Nel nuovo contratto di lavoro collettivo, la NBA ha cercato di andare incontro alle squadre nei mercati più piccoli creando un cosiddetto “upper spending limit“, in due parole un secondo tetto salariale oltre la soglia della luxury tax che se superato, restringe ancora la flessibilità di manovra sul mercato della squadra che sfora. Limite che dal 2023-24 sarà fissato a quota 17.5 milioni di dollari oltre la soglia della luxury tax.
Le squadre che sforeranno l’upper spending limit non potranno spedire le cosiddette “cash considerations” ad altre squadre in sede di trade, né cedere una scelta al primo giro che cada nei successivi 7 anni, e neppure mettere sotto contratto dei giocatori nel mercato dei buyout. Come già anticipato inoltre, le squadre sopra il limite oltre la luxury tax non potranno beneficiare della midlevel exception concessa di norma alle squadre in territorio di luxury tax.
Una sorta di prigione del Monopoli in cui le squadre che spendono troppo potrebbero finire, e che avrà l’effetto – prevede la NBA – di livellare almeno in parte le discrepanze tra chi può\vuole spendere di più per il proprio roster, e chi no. E che nel tempo porterà anche le squadre più ricche a livellare, anche qui almeno in parte, verso il basso il proprio monte salari per non incappare nelle secche dell’upper spending limit.
In attesa di vedere l’applicazione pratica sul campo di tali misure, il primo a schierarsi contro è stato Draymond Green, star e 4 volte campione NBA dei Golden State Warriors. Per Green, la NBPA ha accettato “un accordo affrettato” con la lega e ceduto quindi troppo in materia di nuove regole salariali: “I giocatori ci rimettono ancora… le squadre ‘piccole’ non spendono perché non vogliono farlo! Loro giocano a perdere. Per cui se aumenti la loro capacità di spesa lo fai solo per questo, loro continueranno a essere mediocri. E noi abbiamo affrettato un accordo solo per questo? Non capisco“.

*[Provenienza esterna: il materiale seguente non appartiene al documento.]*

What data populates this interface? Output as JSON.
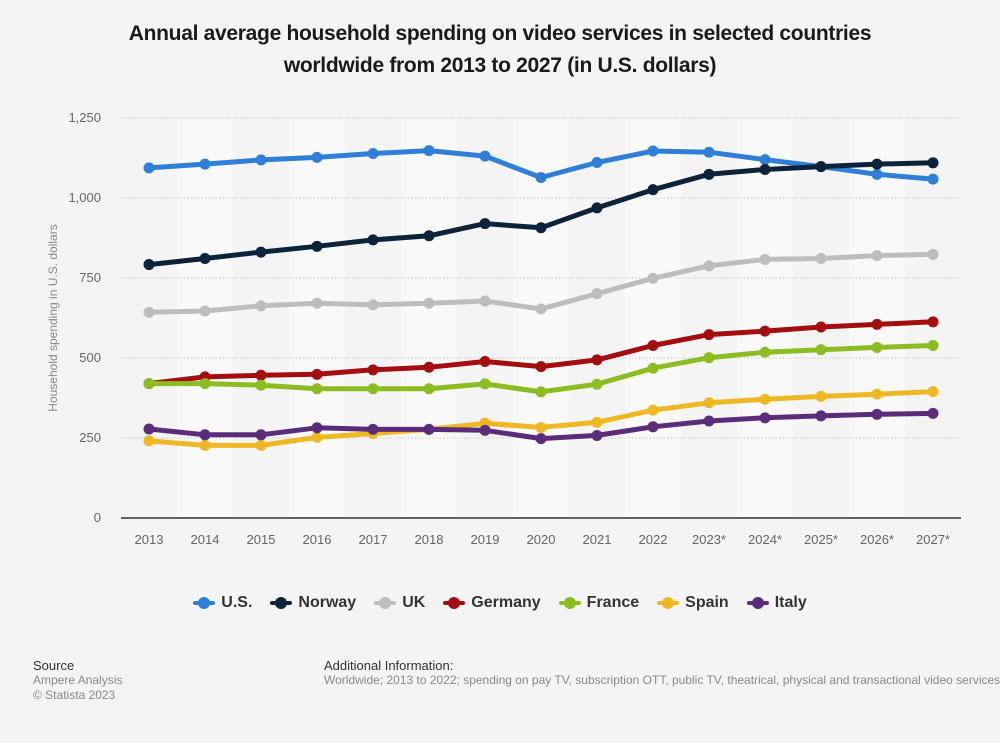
{
  "chart_data": {
    "type": "line",
    "title": "Annual average household spending on video services in selected countries worldwide from 2013 to 2027 (in U.S. dollars)",
    "title_lines": [
      "Annual average household spending on video services in selected countries",
      "worldwide from 2013 to 2027 (in U.S. dollars)"
    ],
    "xlabel": "",
    "ylabel": "Household spending in U.S. dollars",
    "categories": [
      "2013",
      "2014",
      "2015",
      "2016",
      "2017",
      "2018",
      "2019",
      "2020",
      "2021",
      "2022",
      "2023*",
      "2024*",
      "2025*",
      "2026*",
      "2027*"
    ],
    "ylim": [
      0,
      1250
    ],
    "yticks": [
      0,
      250,
      500,
      750,
      1000,
      1250
    ],
    "ytick_labels": [
      "0",
      "250",
      "500",
      "750",
      "1,000",
      "1,250"
    ],
    "grid": true,
    "legend_position": "bottom",
    "series": [
      {
        "name": "U.S.",
        "color": "#2f7ed8",
        "values": [
          1094,
          1106,
          1119,
          1127,
          1139,
          1148,
          1131,
          1064,
          1111,
          1147,
          1143,
          1120,
          1098,
          1074,
          1059
        ]
      },
      {
        "name": "Norway",
        "color": "#0d233a",
        "values": [
          792,
          811,
          831,
          849,
          869,
          882,
          920,
          907,
          969,
          1026,
          1074,
          1089,
          1098,
          1106,
          1110
        ]
      },
      {
        "name": "UK",
        "color": "#bdbdbd",
        "values": [
          643,
          647,
          663,
          671,
          666,
          671,
          678,
          653,
          701,
          749,
          788,
          808,
          811,
          820,
          824
        ]
      },
      {
        "name": "Germany",
        "color": "#a30e11",
        "values": [
          420,
          441,
          446,
          449,
          463,
          471,
          489,
          473,
          494,
          539,
          573,
          584,
          597,
          605,
          613
        ]
      },
      {
        "name": "France",
        "color": "#8bbc21",
        "values": [
          420,
          420,
          415,
          404,
          404,
          404,
          419,
          394,
          418,
          468,
          501,
          518,
          526,
          533,
          539
        ]
      },
      {
        "name": "Spain",
        "color": "#efb724",
        "values": [
          241,
          227,
          227,
          252,
          264,
          277,
          296,
          283,
          299,
          337,
          360,
          371,
          380,
          387,
          395
        ]
      },
      {
        "name": "Italy",
        "color": "#5b2c7a",
        "values": [
          278,
          260,
          260,
          282,
          277,
          277,
          274,
          248,
          258,
          285,
          303,
          313,
          319,
          324,
          327
        ]
      }
    ]
  },
  "footer": {
    "source_heading": "Source",
    "source_name": "Ampere Analysis",
    "copyright": "© Statista 2023",
    "info_heading": "Additional Information:",
    "info_text": "Worldwide; 2013 to 2022; spending on pay TV, subscription OTT, public TV, theatrical, physical and transactional video services"
  }
}
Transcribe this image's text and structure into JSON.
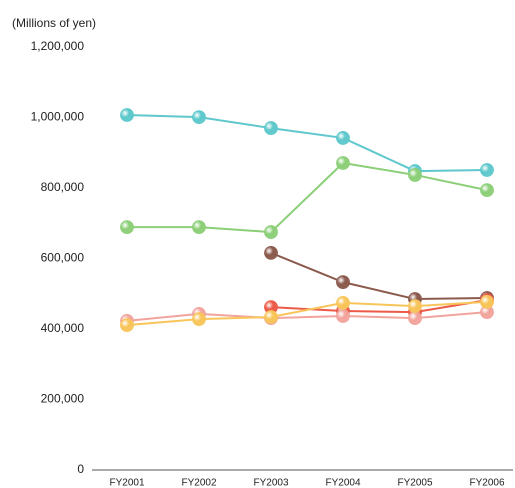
{
  "chart_data": {
    "type": "line",
    "y_label": "(Millions of yen)",
    "categories": [
      "FY2001",
      "FY2002",
      "FY2003",
      "FY2004",
      "FY2005",
      "FY2006"
    ],
    "series": [
      {
        "color": "#5ec8cc",
        "values": [
          1007000,
          1001000,
          970000,
          942000,
          848000,
          851000
        ]
      },
      {
        "color": "#8ccf78",
        "values": [
          689000,
          689000,
          675000,
          871000,
          837000,
          794000
        ]
      },
      {
        "color": "#8b5a4c",
        "values": [
          null,
          null,
          616000,
          533000,
          485000,
          488000
        ]
      },
      {
        "color": "#ec5a48",
        "values": [
          null,
          null,
          462000,
          451000,
          448000,
          482000
        ]
      },
      {
        "color": "#f1a49c",
        "values": [
          423000,
          443000,
          431000,
          437000,
          431000,
          448000
        ]
      },
      {
        "color": "#f8c55a",
        "values": [
          411000,
          428000,
          434000,
          474000,
          465000,
          477000
        ]
      }
    ],
    "ylim": [
      0,
      1200000
    ],
    "yticks": [
      0,
      {
        "value": 200000,
        "label": "200,000"
      },
      {
        "value": 400000,
        "label": "400,000"
      },
      {
        "value": 600000,
        "label": "600,000"
      },
      {
        "value": 800000,
        "label": "800,000"
      },
      {
        "value": 1000000,
        "label": "1,000,000"
      },
      {
        "value": 1200000,
        "label": "1,200,000"
      }
    ],
    "grid": false
  }
}
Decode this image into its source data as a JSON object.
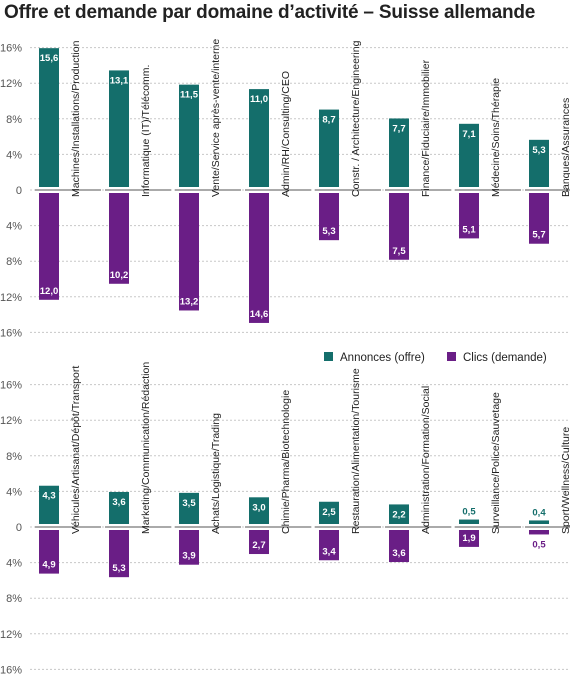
{
  "title": "Offre et demande par domaine d’activité – Suisse allemande",
  "colors": {
    "supply": "#146e6b",
    "demand": "#6a1e86",
    "grid": "#c8c8c8",
    "gap": "#ffffff"
  },
  "chart_data": [
    {
      "type": "bar",
      "panel": "top",
      "categories": [
        "Machines/Installations/Production",
        "Informatique (IT)/Télécomm.",
        "Vente/Service après-vente/interne",
        "Admin/RH/Consulting/CEO",
        "Constr. / Architecture/Engineering",
        "Finance/Fiduciaire/Immobilier",
        "Médecine/Soins/Thérapie",
        "Banques/Assurances"
      ],
      "series": [
        {
          "name": "Annonces (offre)",
          "values": [
            15.6,
            13.1,
            11.5,
            11.0,
            8.7,
            7.7,
            7.1,
            5.3
          ],
          "labels": [
            "15,6",
            "13,1",
            "11,5",
            "11,0",
            "8,7",
            "7,7",
            "7,1",
            "5,3"
          ]
        },
        {
          "name": "Clics (demande)",
          "values": [
            12.0,
            10.2,
            13.2,
            14.6,
            5.3,
            7.5,
            5.1,
            5.7
          ],
          "labels": [
            "12,0",
            "10,2",
            "13,2",
            "14,6",
            "5,3",
            "7,5",
            "5,1",
            "5,7"
          ]
        }
      ],
      "yticks": [
        "16%",
        "12%",
        "8%",
        "4%",
        "0",
        "4%",
        "8%",
        "12%",
        "16%"
      ],
      "ylim": [
        -16,
        16
      ],
      "grid": true,
      "legend_position": "bottom-right"
    },
    {
      "type": "bar",
      "panel": "bottom",
      "categories": [
        "Véhicules/Artisanat/Dépôt/Transport",
        "Marketing/Communication/Rédaction",
        "Achats/Logistique/Trading",
        "Chimie/Pharma/Biotechnologie",
        "Restauration/Alimentation/Tourisme",
        "Administration/Formation/Social",
        "Surveillance/Police/Sauvetage",
        "Sport/Wellness/Culture"
      ],
      "series": [
        {
          "name": "Annonces (offre)",
          "values": [
            4.3,
            3.6,
            3.5,
            3.0,
            2.5,
            2.2,
            0.5,
            0.4
          ],
          "labels": [
            "4,3",
            "3,6",
            "3,5",
            "3,0",
            "2,5",
            "2,2",
            "0,5",
            "0,4"
          ]
        },
        {
          "name": "Clics (demande)",
          "values": [
            4.9,
            5.3,
            3.9,
            2.7,
            3.4,
            3.6,
            1.9,
            0.5
          ],
          "labels": [
            "4,9",
            "5,3",
            "3,9",
            "2,7",
            "3,4",
            "3,6",
            "1,9",
            "0,5"
          ]
        }
      ],
      "yticks": [
        "16%",
        "12%",
        "8%",
        "4%",
        "0",
        "4%",
        "8%",
        "12%",
        "16%"
      ],
      "ylim": [
        -16,
        16
      ],
      "grid": true
    }
  ]
}
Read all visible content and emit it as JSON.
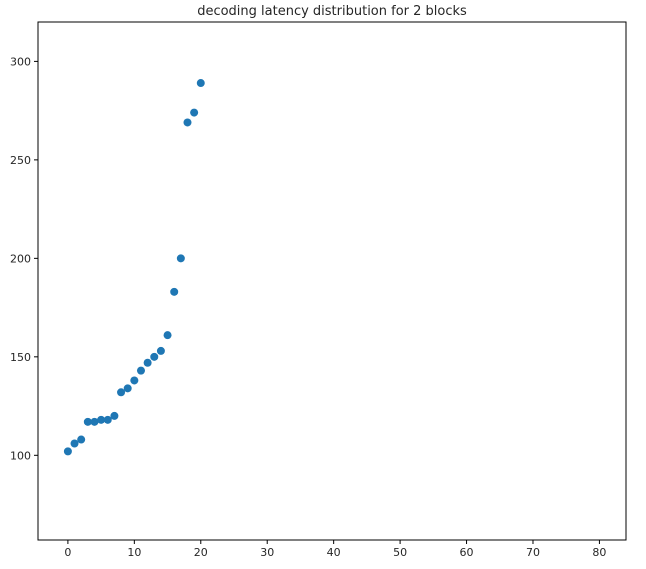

Draymond Green ha poi approfondito in una serie di tweet il suo pensiero, rispondendo ad alcuni utenti e difendendo l’operato dei Golden State Warriors, che negli anni hanno versato milioni e milioni di luxury tax per costruire e mantenere con successo un roster vincente, “e che ora valgono 8 miliardi, quando arrivai io erano appena stati venduti per 500 milioni“.
Green ha poi annunciato che avrà di più da dire a proposito nel suo podcast, e nel frattempo ha lanciato un’altra frecciata a NBA e NBPA, sul compenso in denaro previsto per il torneo di metà stagione che potrebbe partire già dal 2023-24. In principio il premio avrebbe dovuto essere di 1 milione di dollari a testa per i vincitori, ma che ora ammonta a “soli” 500mila dollari. “Che cosa è successo poi a quel milione che avevano detto quando hanno avuto l’idea? Anche qui ci abbiamo rimesso 500mila dollari“.